About six states are proposing new laws that would make restrictions on young athletes returning to play after head injuries tougher.  These laws are spawned by increasing attention being paid to the issue in the NFL.

According to the Brain Injury Association of America, estimations for the number of sports and recreation related concussions in the United States goes up each year and now they’re estimating that almost 4 million people suffered concussions in 2009.  New laws created state legislatures look to lower that number to prevent further brain injuries after initial ones are sustained.

Our brain injury lawyers know that concussions are one of the leading sports related injuries in the United States.  Football players, especially, are vulnerable to getting concussions because of the high level of contact involved in the sport.  Younger football players are even more vulnerable because of their still developing brains which take longer to heal after a concussion.

Brain injuries are already tricky to diagnose.  A player may have just a headache a couple hours after or the following day after suffering a concussion, but that headache could be just the beginning.  That’s why head injuries need to be diagnosed with the proper testing such as an MRI to keep further brain injuries from happening.

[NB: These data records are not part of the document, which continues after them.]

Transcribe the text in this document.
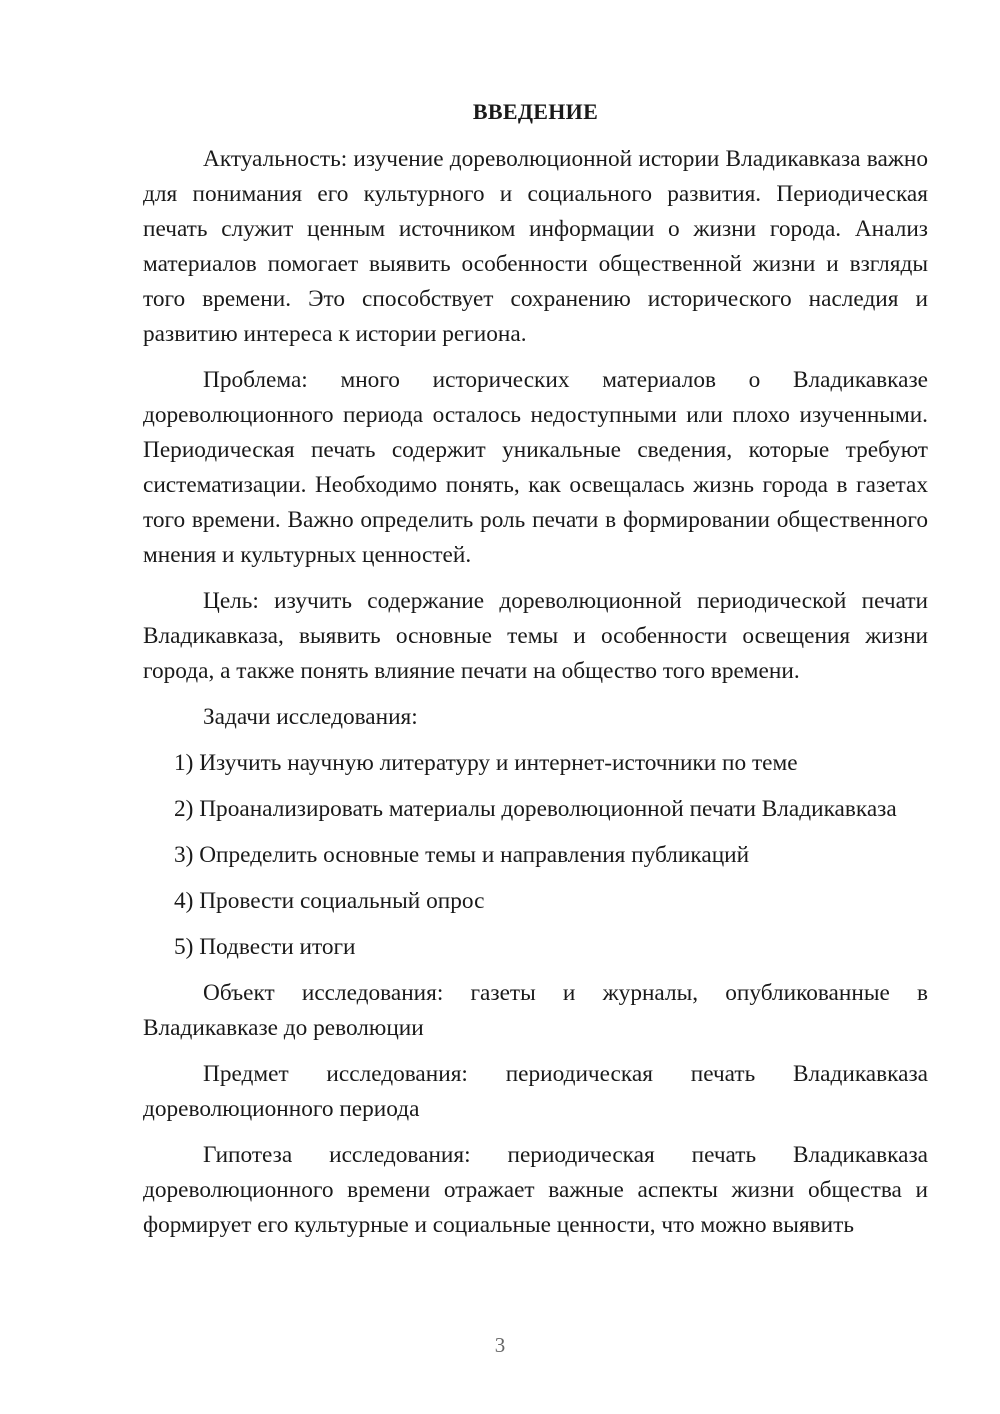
ВВЕДЕНИЕ

Актуальность: изучение дореволюционной истории Владикавказа важно для понимания его культурного и социального развития. Периодическая печать служит ценным источником информации о жизни города. Анализ материалов помогает выявить особенности общественной жизни и взгляды того времени. Это способствует сохранению исторического наследия и развитию интереса к истории региона.

Проблема: много исторических материалов о Владикавказе дореволюционного периода осталось недоступными или плохо изученными. Периодическая печать содержит уникальные сведения, которые требуют систематизации. Необходимо понять, как освещалась жизнь города в газетах того времени. Важно определить роль печати в формировании общественного мнения и культурных ценностей.

Цель: изучить содержание дореволюционной периодической печати Владикавказа, выявить основные темы и особенности освещения жизни города, а также понять влияние печати на общество того времени.

Задачи исследования:

1) Изучить научную литературу и интернет-источники по теме

2) Проанализировать материалы дореволюционной печати Владикавказа

3) Определить основные темы и направления публикаций

4) Провести социальный опрос

5) Подвести итоги

Объект исследования: газеты и журналы, опубликованные в Владикавказе до революции

Предмет исследования: периодическая печать Владикавказа дореволюционного периода

Гипотеза исследования: периодическая печать Владикавказа дореволюционного времени отражает важные аспекты жизни общества и формирует его культурные и социальные ценности, что можно выявить

3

Some states already have laws in place to protect young athletes.  In Washington, athletes under 18 who show concussion symptoms can’t play again until a licenced health care provider gives WRITTEN approval.  That law is the toughtest in the nation.  Other states like California and Pennsylvania have similar laws in the making.

Assemblymember Mary Hayashi wants California to have a similar requirement using two laws she wants passed:

  • One would require high school coaches to get trained on catastrophic injuries as well as first aid certification, which is already mandatory.
  • The other requires a player suspected of having a concussion to get written permission from a doctor before playing again.

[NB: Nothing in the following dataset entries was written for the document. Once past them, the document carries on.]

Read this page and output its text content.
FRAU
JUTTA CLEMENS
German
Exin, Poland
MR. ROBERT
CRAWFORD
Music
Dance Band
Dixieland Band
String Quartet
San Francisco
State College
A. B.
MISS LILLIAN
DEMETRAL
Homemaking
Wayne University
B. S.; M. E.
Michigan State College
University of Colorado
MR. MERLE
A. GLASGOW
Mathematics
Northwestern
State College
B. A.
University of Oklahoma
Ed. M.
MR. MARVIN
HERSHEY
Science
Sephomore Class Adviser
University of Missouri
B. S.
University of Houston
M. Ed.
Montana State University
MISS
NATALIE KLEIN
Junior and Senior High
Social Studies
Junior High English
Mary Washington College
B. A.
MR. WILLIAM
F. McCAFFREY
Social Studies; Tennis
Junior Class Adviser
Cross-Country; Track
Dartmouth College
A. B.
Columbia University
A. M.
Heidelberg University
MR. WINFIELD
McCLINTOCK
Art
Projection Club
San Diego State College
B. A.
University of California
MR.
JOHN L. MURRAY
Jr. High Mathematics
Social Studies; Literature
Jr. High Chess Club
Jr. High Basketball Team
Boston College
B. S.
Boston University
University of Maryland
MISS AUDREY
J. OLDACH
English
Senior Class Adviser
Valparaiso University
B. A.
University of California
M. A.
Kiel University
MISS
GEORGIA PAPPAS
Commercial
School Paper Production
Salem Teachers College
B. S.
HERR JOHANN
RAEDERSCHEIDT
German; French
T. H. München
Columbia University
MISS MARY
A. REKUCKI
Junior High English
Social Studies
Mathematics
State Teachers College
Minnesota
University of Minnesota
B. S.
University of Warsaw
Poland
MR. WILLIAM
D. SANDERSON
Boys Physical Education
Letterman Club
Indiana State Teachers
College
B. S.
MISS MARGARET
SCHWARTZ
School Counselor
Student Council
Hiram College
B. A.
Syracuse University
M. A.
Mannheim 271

New laws making their way through state legislatures put more responsibility on these coaches and medical staffs to give the final say on whether or not an athlete plays again (even though they’re supposed to be on the side of caution when deciding.)

Our brain injury attorneys want to appeal to parents who have young athletes for a moment.  If your child is suffering from concussion symptoms (headaches, dizziness, disorientation), wouldn’t you want the best care to be taken when it comes to preventing further injury?  Also, if your doctor says that your child is good to play, would you get a second opinion from another doctor, or better yet, a neuropsychologist?

When it comes to the human brain, it’s better to be safe than sorry.